Nesta sexta-feira, às 19h30min, aplauda da sua janela os profissionais da saúde de todo o Estado.
Contratado no início da pandemia, Felipe Gonçalves nunca viu a boca, o cabelo, o sorriso e o nariz da maioria dos colegas. Ele só enxerga os olhos – é o que sobra entre a touca e a máscara.

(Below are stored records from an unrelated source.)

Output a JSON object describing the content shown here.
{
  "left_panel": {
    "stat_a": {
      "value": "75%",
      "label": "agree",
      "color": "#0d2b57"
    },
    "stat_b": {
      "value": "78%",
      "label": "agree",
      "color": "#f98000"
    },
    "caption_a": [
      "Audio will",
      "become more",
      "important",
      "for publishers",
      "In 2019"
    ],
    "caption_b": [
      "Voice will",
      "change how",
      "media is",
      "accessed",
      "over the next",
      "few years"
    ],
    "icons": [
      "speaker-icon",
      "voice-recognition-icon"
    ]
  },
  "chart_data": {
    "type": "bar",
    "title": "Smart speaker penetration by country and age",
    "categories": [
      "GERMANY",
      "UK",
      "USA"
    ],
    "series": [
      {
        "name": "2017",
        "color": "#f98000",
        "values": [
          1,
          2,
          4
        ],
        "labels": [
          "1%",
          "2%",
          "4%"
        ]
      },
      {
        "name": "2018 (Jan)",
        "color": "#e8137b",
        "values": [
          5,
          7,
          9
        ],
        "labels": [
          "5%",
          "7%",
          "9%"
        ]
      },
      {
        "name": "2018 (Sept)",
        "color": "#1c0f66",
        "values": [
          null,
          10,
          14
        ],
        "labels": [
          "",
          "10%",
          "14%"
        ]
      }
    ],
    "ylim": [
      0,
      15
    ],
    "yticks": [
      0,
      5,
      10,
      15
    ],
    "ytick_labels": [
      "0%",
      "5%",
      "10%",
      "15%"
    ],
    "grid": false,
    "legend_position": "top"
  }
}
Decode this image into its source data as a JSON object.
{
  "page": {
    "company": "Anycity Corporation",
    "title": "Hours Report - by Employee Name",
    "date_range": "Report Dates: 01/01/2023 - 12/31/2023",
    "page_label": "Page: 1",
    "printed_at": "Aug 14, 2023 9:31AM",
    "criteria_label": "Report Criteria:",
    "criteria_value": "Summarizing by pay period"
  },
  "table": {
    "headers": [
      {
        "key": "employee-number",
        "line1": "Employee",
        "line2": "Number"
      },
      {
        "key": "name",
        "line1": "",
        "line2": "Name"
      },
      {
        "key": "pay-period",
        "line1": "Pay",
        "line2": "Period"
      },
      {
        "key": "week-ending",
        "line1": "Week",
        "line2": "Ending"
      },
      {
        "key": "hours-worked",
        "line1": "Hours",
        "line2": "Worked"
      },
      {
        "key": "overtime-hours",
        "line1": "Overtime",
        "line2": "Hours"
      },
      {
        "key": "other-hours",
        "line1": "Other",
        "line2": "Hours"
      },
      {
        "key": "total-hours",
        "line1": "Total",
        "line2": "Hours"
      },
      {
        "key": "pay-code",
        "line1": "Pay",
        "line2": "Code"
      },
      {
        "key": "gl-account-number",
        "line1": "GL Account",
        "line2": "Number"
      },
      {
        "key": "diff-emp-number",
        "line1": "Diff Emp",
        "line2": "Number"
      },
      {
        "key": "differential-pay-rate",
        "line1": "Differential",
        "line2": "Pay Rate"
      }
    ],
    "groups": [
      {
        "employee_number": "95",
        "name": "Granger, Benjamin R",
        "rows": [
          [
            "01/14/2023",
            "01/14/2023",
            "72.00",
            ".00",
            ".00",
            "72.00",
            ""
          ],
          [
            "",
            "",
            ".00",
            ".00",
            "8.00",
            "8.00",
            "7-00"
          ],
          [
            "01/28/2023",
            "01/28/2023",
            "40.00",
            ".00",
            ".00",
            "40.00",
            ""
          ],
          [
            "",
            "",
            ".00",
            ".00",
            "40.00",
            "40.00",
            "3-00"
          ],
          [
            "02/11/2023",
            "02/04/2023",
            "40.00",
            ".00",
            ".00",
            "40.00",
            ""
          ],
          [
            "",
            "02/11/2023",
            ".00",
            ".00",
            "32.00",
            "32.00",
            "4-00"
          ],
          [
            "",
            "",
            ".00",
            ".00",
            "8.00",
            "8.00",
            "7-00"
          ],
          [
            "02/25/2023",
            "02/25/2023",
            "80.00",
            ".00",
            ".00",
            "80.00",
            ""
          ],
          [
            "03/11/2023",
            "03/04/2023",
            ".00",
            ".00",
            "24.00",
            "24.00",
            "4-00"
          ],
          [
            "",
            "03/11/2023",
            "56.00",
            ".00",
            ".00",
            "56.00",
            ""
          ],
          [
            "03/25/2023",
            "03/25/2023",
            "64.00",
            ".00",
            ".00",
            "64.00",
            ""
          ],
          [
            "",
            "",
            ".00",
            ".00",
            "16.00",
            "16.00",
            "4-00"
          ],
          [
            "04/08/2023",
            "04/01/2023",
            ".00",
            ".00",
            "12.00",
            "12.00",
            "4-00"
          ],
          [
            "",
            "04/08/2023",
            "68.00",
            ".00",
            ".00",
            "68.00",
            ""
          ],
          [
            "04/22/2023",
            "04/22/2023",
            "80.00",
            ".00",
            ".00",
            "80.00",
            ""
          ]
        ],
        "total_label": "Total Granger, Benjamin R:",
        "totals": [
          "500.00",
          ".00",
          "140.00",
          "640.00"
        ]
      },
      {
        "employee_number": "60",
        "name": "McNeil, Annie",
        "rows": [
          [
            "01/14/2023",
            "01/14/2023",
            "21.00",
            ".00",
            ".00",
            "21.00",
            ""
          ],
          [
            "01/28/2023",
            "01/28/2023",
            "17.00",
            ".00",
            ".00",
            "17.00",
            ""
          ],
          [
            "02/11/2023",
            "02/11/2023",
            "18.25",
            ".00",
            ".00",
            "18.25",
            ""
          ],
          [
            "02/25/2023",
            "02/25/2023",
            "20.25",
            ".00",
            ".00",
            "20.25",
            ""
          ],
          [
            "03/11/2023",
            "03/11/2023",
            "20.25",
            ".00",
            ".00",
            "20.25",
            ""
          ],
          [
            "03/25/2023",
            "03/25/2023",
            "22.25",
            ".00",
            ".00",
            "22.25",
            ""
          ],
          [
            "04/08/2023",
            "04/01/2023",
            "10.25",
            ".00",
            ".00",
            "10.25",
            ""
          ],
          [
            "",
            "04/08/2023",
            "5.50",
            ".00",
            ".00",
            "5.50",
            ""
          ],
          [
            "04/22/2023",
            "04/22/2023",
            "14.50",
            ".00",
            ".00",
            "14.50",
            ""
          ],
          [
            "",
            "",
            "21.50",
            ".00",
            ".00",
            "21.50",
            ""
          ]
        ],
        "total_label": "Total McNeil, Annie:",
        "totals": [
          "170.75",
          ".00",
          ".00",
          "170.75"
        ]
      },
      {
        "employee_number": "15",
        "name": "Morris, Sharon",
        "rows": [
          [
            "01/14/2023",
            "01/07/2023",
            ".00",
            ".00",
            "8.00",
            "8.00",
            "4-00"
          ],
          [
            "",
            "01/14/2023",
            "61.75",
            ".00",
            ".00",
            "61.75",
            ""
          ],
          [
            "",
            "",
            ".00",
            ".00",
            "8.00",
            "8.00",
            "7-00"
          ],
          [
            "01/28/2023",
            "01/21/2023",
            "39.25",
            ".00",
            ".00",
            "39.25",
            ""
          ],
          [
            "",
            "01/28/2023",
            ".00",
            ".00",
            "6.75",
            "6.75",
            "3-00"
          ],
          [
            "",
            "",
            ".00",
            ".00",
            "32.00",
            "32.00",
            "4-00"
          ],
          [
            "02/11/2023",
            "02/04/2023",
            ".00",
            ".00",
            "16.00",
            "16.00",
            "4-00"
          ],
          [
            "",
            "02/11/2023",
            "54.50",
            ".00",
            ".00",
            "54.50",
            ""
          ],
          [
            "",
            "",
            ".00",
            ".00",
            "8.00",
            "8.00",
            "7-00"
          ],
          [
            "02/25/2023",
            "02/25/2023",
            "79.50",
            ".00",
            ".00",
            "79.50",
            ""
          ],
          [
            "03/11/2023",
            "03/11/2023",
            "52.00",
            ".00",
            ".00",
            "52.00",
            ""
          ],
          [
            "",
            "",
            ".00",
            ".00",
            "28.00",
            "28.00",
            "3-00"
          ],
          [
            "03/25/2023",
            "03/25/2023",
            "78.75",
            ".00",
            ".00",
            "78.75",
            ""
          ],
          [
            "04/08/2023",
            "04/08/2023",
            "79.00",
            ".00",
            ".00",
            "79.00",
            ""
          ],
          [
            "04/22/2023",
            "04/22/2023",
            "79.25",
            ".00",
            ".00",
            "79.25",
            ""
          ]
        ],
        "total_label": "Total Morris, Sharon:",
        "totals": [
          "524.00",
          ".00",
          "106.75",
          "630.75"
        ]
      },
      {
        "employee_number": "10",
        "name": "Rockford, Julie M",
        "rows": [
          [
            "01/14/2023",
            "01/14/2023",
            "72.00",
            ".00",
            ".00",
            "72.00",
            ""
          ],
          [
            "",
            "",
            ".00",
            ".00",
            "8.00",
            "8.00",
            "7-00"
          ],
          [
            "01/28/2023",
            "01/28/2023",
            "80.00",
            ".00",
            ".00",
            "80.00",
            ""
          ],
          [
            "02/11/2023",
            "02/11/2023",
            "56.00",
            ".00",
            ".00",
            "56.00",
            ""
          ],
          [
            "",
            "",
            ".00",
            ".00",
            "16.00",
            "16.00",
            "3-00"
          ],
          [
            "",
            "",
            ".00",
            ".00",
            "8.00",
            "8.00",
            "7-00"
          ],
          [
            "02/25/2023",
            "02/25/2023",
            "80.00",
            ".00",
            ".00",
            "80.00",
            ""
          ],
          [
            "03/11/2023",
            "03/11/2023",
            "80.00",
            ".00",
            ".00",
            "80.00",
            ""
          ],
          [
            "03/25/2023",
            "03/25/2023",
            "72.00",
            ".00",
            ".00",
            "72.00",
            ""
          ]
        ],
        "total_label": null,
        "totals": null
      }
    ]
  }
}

A verdade é que o próprio Felipe, quando tira aquele monte de apetrechos e olha para o espelho, mal se reconhece ultimamente.
– Estou cheio de marcas – diz o médico emergencista de uma UPA em Porto Alegre.

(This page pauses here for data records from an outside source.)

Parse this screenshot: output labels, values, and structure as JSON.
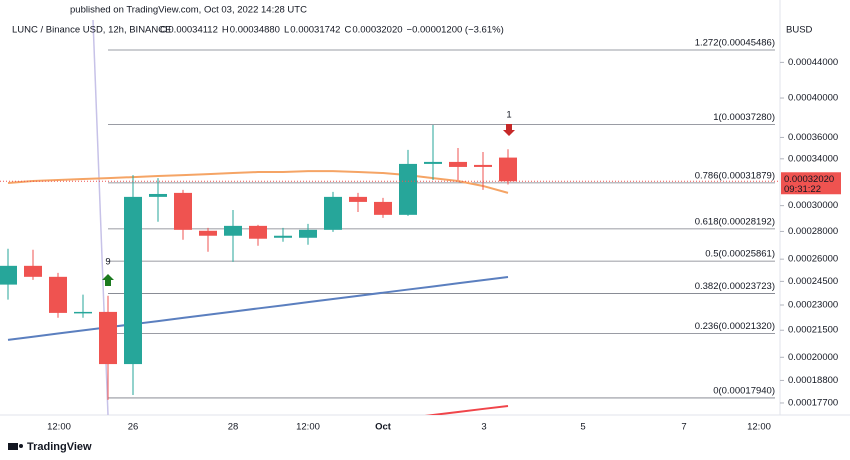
{
  "header": {
    "published": "published on TradingView.com, Oct 03, 2022 14:28 UTC"
  },
  "chart_data": {
    "type": "candlestick",
    "title": "LUNC / Binance USD, 12h, BINANCE",
    "ohlc_legend": [
      {
        "key": "O",
        "label": "0.00034112"
      },
      {
        "key": "H",
        "label": "0.00034880"
      },
      {
        "key": "L",
        "label": "0.00031742"
      },
      {
        "key": "C",
        "label": "0.00032020"
      }
    ],
    "change": "−0.00001200 (−3.61%)",
    "currency": "BUSD",
    "x_labels": [
      "12:00",
      "26",
      "28",
      "12:00",
      "Oct",
      "3",
      "5",
      "7",
      "12:00"
    ],
    "candles": {
      "open": [
        0.0002429,
        0.0002554,
        0.000248,
        0.0002252,
        0.0002258,
        0.0001964,
        0.0003071,
        0.0003104,
        0.0002805,
        0.0002768,
        0.0002842,
        0.0002753,
        0.0002753,
        0.0002812,
        0.0003071,
        0.000303,
        0.0002927,
        0.0003354,
        0.0003372,
        0.0003345,
        0.00034112
      ],
      "high": [
        0.0002673,
        0.0002666,
        0.0002506,
        0.0002365,
        0.0002358,
        0.0003255,
        0.0003229,
        0.0003129,
        0.0002827,
        0.0002965,
        0.000285,
        0.0002827,
        0.0002857,
        0.0003112,
        0.0003104,
        0.0003063,
        0.0003482,
        0.0003722,
        0.00035,
        0.0003463,
        0.0003488
      ],
      "low": [
        0.0002333,
        0.000246,
        0.0002223,
        0.0002223,
        0.0001785,
        0.0001808,
        0.0002873,
        0.0002738,
        0.0002652,
        0.0002581,
        0.0002695,
        0.0002724,
        0.0002702,
        0.0002797,
        0.0002949,
        0.0002903,
        0.0002919,
        0.0003213,
        0.0003213,
        0.0003129,
        0.00031742
      ],
      "close": [
        0.0002554,
        0.000248,
        0.0002252,
        0.0002258,
        0.0001964,
        0.0003071,
        0.0003095,
        0.0002812,
        0.0002768,
        0.0002842,
        0.0002746,
        0.0002768,
        0.0002812,
        0.0003071,
        0.000303,
        0.0002927,
        0.0003354,
        0.0003372,
        0.0003327,
        0.0003327,
        0.0003202
      ]
    },
    "colors": {
      "up": "#26a69a",
      "down": "#ef5350"
    },
    "lines": [
      {
        "color": "#f5a465",
        "values": [
          0.0003187,
          0.0003204,
          0.0003213,
          0.0003221,
          0.0003229,
          0.0003238,
          0.0003247,
          0.0003255,
          0.0003264,
          0.0003273,
          0.0003282,
          0.0003282,
          0.000329,
          0.000329,
          0.0003282,
          0.0003273,
          0.0003255,
          0.0003229,
          0.0003204,
          0.0003162,
          0.0003104
        ]
      },
      {
        "color": "#5b7fbf",
        "values": [
          0.0002095,
          0.0002113,
          0.0002131,
          0.0002149,
          0.0002167,
          0.0002185,
          0.0002203,
          0.0002222,
          0.0002241,
          0.000226,
          0.0002279,
          0.0002298,
          0.0002318,
          0.0002337,
          0.0002357,
          0.0002377,
          0.0002397,
          0.0002417,
          0.0002438,
          0.0002458,
          0.0002479
        ]
      },
      {
        "color": "#f0454a",
        "values": [
          null,
          null,
          null,
          null,
          null,
          null,
          null,
          null,
          null,
          null,
          null,
          null,
          null,
          null,
          null,
          null,
          0.00017,
          0.0001714,
          0.0001728,
          0.0001742,
          0.0001756
        ]
      }
    ],
    "log_scale": true,
    "ylim": [
      0.0001714,
      0.0004928
    ],
    "yticks": [
      {
        "value": 0.00044,
        "label": "0.00044000"
      },
      {
        "value": 0.0004,
        "label": "0.00040000"
      },
      {
        "value": 0.00036,
        "label": "0.00036000"
      },
      {
        "value": 0.00034,
        "label": "0.00034000"
      },
      {
        "value": 0.0003,
        "label": "0.00030000"
      },
      {
        "value": 0.00028,
        "label": "0.00028000"
      },
      {
        "value": 0.00026,
        "label": "0.00026000"
      },
      {
        "value": 0.000245,
        "label": "0.00024500"
      },
      {
        "value": 0.00023,
        "label": "0.00023000"
      },
      {
        "value": 0.000215,
        "label": "0.00021500"
      },
      {
        "value": 0.0002,
        "label": "0.00020000"
      },
      {
        "value": 0.000188,
        "label": "0.00018800"
      },
      {
        "value": 0.000177,
        "label": "0.00017700"
      }
    ],
    "grid": false,
    "fib_levels": [
      {
        "value": 0.00045486,
        "label": "1.272(0.00045486)"
      },
      {
        "value": 0.0003728,
        "label": "1(0.00037280)"
      },
      {
        "value": 0.00031879,
        "label": "0.786(0.00031879)"
      },
      {
        "value": 0.00028192,
        "label": "0.618(0.00028192)"
      },
      {
        "value": 0.00025861,
        "label": "0.5(0.00025861)"
      },
      {
        "value": 0.00023723,
        "label": "0.382(0.00023723)"
      },
      {
        "value": 0.0002132,
        "label": "0.236(0.00021320)"
      },
      {
        "value": 0.0001794,
        "label": "0(0.00017940)"
      }
    ],
    "last_price": {
      "value": 0.0003202,
      "label": "0.00032020",
      "countdown": "09:31:22"
    },
    "signals": [
      {
        "label": "9"
      },
      {
        "label": "1"
      }
    ]
  },
  "footer": {
    "brand": "TradingView"
  }
}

A mancha mais escura é no nariz, dois dedos abaixo das sobrancelhas: aquele ferrinho da máscara machucou tanto, todos os dias, tantas vezes, que a escoriação nunca mais saiu. Há também dois vincos profundos, um em cada maçã do rosto, que conferem a Felipe rugas precoces para quem tem só 39.
Mas essas são marcas físicas, corporais. Antes das emocionais, uma pergunta: já pensou como é ir ao banheiro com a paramentação que as equipes usam? Em primeiro lugar, não é recomendável ir ao banheiro, nem beber água, nem comer, nem coisa nenhuma. São horas e horas com máscara apertada, óculos de proteção, touca, dois pares de luva, propés e macacão amarrado no pescoço, na cintura, na frente e atrás.

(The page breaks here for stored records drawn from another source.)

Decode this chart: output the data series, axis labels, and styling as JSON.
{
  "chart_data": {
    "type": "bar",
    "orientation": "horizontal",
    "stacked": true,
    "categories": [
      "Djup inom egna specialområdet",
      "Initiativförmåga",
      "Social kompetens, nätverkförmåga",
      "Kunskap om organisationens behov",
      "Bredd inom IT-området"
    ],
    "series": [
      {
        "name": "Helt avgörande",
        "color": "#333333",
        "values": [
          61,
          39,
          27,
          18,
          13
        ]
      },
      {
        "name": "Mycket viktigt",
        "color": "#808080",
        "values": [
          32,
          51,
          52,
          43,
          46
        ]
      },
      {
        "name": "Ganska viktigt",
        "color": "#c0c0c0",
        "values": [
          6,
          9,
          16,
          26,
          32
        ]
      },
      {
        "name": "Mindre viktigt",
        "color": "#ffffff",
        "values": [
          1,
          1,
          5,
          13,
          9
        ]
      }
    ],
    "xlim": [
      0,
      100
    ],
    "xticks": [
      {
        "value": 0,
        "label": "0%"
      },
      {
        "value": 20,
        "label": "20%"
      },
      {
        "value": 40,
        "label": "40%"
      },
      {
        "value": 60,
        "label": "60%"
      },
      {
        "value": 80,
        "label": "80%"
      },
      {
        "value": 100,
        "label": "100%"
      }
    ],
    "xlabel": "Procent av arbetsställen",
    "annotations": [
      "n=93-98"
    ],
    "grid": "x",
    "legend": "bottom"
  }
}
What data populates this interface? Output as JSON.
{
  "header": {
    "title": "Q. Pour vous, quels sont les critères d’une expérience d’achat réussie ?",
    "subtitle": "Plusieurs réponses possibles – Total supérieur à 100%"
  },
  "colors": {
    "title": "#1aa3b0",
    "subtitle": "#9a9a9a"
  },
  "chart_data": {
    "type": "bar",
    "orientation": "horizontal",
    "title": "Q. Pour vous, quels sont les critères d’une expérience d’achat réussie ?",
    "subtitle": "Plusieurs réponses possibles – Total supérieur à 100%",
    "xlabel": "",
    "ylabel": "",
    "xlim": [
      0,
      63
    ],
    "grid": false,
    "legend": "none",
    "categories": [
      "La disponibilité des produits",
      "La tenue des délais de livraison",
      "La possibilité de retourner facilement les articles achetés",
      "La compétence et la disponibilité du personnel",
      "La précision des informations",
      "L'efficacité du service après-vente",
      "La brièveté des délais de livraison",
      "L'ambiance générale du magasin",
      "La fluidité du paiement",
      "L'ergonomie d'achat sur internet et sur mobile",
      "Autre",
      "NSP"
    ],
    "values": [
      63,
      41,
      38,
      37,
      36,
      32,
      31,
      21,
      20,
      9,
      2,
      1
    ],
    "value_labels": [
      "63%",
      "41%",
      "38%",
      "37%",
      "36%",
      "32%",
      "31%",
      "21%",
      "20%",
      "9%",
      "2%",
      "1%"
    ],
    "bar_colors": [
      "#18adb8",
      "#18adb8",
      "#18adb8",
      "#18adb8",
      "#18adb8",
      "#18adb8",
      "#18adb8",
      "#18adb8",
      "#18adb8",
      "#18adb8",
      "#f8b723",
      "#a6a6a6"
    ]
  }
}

Agora, claro, se tiver muito que ir ao banheiro, paciência, desde que saia da unidade, tire toda a roupa, jogue fora o macacão, higienize os equipamentos, vista tudo de novo e, bem, aí já se passaram uns 15 minutos. Não há tempo para isso quando há gente morrendo por todo lado.
Na hora do intervalo, vejo colegas pelos cantos, sentados, e eu só enxergo os olhos deles. Com frequência estão marejados.
FELIPE GONÇALVES
Médico emergencista
– Esse papo de que a gente se acostuma com a morte é a maior mentira. Sempre foi dolorido quando alguém morria, mas, agora, a gente vira a cabeça e são 360 graus de gente sofrendo –conta Felipe.
Ele diz que o barulho, em determinado momento, beira o insuportável. As mangueiras de oxigênio emitem uma espécie de assoprão – não param nunca, é um chiado incessante. Os monitores apitam o tempo inteiro e, quando isso ocorre (o tempo inteiro!), é sinal de algo errado. As equipes gritam para ser ouvidas, e decisões difíceis são tomadas em meio ao caos.
– Todo dia a gente escolhe quem vai primeiro para a UTI. É horrível. Na hora do intervalo, vejo colegas pelos cantos, sentados, e eu só enxergo os olhos deles. Com frequência estão marejados.